Marxists understand the family unit, then, as a key structure though which the social oppression of women is perpetrated. It is necessary to capitalism because there is no other profitable mans of ensuring the production and reproduction of labour power.

And because it plays this role for capitalism it should be no surprise that the ideology to justify the individual family—put yourself and your own first—enables capitalism to divide us. Fundamental divisions are created by the family because it is the material basis of the social oppression not only of women but also of youth and LGBT people.

Youth are oppressed because they are completely dependent on the family and have few rights within capitalism. Economic dependence and the absence of democratic rights can, literally, imprison youth within the family unit, even where that unit is the site of violence, abuse and persecution against them.

LGBT people are oppressed because of the centrality of the family for capitalism. Any groups who undermine the monogamous, heterosexual ‘norm’ of the bourgeois family are regarded as a dire threat to society and stigmatised accordingly. Lesbians and gay men pose a threat to the ideology of the monogamous family unit. They testify to the fact that sex is a pleasurable experience in its own right, separate from the family unit. The price they pay for championing love and pleasure of the capitalist norm is not only being branded abnormal but of being deprived of democratic rights concerning child custody, recognition as couples where pensions and property is concerned, in housing allocation and so on.

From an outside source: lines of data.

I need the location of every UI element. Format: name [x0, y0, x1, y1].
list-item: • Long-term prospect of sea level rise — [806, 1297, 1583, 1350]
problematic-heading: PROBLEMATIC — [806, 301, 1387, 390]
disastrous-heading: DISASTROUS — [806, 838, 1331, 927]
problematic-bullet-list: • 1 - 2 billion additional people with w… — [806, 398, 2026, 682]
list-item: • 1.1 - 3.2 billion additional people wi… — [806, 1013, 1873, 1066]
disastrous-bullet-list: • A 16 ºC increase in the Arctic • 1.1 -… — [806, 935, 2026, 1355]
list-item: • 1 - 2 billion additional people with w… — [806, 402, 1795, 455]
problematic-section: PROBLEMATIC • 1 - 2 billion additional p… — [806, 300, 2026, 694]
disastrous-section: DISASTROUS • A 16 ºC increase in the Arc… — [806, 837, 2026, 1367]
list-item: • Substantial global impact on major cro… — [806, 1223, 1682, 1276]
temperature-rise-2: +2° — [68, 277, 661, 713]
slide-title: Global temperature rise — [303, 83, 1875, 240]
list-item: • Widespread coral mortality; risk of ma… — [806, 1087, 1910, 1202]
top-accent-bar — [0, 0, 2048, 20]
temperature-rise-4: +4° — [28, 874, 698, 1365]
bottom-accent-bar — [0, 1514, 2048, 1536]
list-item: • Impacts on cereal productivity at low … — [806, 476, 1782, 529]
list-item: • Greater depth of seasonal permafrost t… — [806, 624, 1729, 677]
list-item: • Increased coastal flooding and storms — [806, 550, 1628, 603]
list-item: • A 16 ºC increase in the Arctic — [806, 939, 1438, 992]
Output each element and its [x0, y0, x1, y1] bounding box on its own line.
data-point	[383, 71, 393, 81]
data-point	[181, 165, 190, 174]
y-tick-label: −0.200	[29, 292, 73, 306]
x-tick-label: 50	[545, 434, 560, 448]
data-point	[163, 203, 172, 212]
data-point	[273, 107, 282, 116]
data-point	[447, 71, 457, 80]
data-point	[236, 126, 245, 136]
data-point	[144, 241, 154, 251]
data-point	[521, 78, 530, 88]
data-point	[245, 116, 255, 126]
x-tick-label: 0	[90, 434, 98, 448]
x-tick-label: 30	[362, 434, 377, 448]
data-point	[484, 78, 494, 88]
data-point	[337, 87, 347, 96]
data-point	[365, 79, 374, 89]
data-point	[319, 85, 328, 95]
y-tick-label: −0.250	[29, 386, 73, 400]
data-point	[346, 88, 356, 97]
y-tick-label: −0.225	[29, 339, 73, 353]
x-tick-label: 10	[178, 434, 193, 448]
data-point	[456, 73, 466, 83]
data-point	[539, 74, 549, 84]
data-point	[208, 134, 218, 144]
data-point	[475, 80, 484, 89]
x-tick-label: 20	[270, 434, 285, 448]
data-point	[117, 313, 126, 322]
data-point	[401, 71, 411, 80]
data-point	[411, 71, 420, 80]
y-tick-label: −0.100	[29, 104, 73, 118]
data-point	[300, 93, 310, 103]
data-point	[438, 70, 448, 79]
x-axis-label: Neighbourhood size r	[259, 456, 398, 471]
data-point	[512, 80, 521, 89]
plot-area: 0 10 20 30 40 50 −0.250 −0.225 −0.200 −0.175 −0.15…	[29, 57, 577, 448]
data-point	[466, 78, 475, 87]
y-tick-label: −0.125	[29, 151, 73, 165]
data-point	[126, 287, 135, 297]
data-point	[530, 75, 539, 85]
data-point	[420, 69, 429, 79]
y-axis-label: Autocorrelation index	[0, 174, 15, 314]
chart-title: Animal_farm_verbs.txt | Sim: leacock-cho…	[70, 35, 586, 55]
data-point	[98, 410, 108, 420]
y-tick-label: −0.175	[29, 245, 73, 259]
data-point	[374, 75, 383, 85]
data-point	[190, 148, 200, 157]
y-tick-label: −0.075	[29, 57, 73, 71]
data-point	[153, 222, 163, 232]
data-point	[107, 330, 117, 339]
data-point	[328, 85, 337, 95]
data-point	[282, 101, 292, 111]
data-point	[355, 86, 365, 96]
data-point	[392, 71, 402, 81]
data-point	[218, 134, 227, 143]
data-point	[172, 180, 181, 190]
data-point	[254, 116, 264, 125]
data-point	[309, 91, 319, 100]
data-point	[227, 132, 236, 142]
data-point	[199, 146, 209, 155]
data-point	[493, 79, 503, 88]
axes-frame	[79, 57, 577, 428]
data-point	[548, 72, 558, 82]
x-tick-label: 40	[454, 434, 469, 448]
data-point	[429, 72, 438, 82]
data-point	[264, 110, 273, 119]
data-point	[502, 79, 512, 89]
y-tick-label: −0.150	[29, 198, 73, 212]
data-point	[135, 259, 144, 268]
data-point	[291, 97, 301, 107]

Such divisions cannot be simply wished away. The capitalist family unit has to be challenged and replaced at both an ideological and practical level.

Social oppression weakens the fighting strength of the working class. Oppression and the divisions it creates must be fought by revolutionaries and there is a proud tradition within the revolutionary workers’ movement.

Communists, such as Clara Zetkin, have argued for the importance of organising amongst working class women and ensuring that they are brought into the workers’ movement. In the Second and then the Third Internationals socialist women argued for special forms of work among women. This was not done divorced from the party. Special attention was needed to draw women out of the backwardness, passivity and low level of culture capitalism imposed on them though their role in the family.

This was also argued for within the party to counteract the sexism women often experienced. It was necessary to have a working class women’s movement. This was not separate from the class struggle but part of it. It was used to address the needs of working class women. Women’s liberation cannot be addressed separately form the need to overthrow capitalism and we cannot overthrow capitalism without liberating women.

It is from this communist tradition, that we draw our programmatic demands today in our fight to overthrow the bourgeois oppressive family structure and capitalism. Central to this is the call for the working class women’s movement. It would be built among working class women at work, in unions and the working class communities. The movement would address not just the economic conditions working class women experience. For women to participate fully and equally in the labour movement they will have to fight for their voices to be heard, for their participation to be taken seriously and for the class as a whole to take up the demands of women.

These demands would include practical means by which we can undermine the isolation of women through their role in the family. The key means of doing this is the socialisation of domestic labour: free high quality 24-hour child care, so that women are not tied to the home for years of their life, state subsidised laundries and restaurants to reduce the domestic work many women have to do on top of a full time job. Only such measures can remove the oppressive functions of the family unit and open up a new world of possibilities for human development that replace narrow individualism with human solidarity, oppression with liberation.